You are viewing a plain text version of this content. The canonical link for it is here.
Posted to dev@nutch.apache.org by byte array <by...@gmail.com> on 2013/08/12 18:50:47 UTC

Converting HTML text in org.apache.nutch.protocol.Content to String

Hello!

I would like to convert to String HTML contained in 
org.apache.nutch.protocol.Content class in the 
org.apache.nutch.segment.SegmentReader.reduce() method.

String htmlContent = new String(((Content)value).getContent(), "UTF-8");

Although the original HTML pages state that the encoding is UTF-8, the 
resulting HTML inside the string seems to be improper as I fail to build 
DOM out of it. What is the proper way of converting byte [] contained 
inside the Content class to String?

Thanks,
Regards


Re: Converting HTML text in org.apache.nutch.protocol.Content to String

Posted by feng lu <am...@gmail.com>.
Hi byte

you can use EncodingDetector util to detect character encodings. and then
use tagsoup or Neko to parse the html. you can check the source code of
parse-html plugin. some code like this:

=====================

 byte[] contentInOctets = content.getContent();
      InputSource input = new InputSource(new
ByteArrayInputStream(contentInOctets));

      EncodingDetector detector = new EncodingDetector(conf);
      detector.autoDetectClues(content, true);
      detector.addClue(sniffCharacterEncoding(contentInOctets), "sniffed");
      String encoding = detector.guessEncoding(content,
defaultCharEncoding);

      metadata.set(Metadata.ORIGINAL_CHAR_ENCODING, encoding);
      metadata.set(Metadata.CHAR_ENCODING_FOR_CONVERSION, encoding);

      input.setEncoding(encoding);
      if (LOG.isTraceEnabled()) { LOG.trace("Parsing..."); }
      root = parse(input);
....

-- 
Don't Grow Old, Grow Up... :-)

Fwd: Converting HTML text in org.apache.nutch.protocol.Content to String

Posted by byte array <by...@gmail.com>.
Hello!

I would like to convert to String the crawled HTML contained in 
org.apache.nutch.protocol.Content class in the 
org.apache.nutch.segment.SegmentReader.reduce() method.
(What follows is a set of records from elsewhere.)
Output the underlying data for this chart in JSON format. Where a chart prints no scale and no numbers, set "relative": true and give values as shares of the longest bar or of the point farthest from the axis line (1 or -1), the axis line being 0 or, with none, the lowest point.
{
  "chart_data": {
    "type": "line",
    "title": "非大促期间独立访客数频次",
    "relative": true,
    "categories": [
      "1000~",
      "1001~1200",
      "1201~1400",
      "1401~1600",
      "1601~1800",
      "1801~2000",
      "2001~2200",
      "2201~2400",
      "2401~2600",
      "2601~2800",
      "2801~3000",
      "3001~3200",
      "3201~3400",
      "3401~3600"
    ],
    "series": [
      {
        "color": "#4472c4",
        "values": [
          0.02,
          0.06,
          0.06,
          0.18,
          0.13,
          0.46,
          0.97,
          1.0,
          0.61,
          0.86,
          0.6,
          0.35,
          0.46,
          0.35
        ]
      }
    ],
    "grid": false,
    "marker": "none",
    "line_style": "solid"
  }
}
String htmlContent = new String(((Content)value).getContent(), "UTF-8");

Resulting HTML seems to be improper as I fail to build DOM out of it. 
The same happens with other encodings. What would be the proper way of 
converting byte [] contained inside the Content class to String? Would 
it be practical to modify Fetcher class to store the content as UTF-8 
(where exactly)?

Thanks,
Regards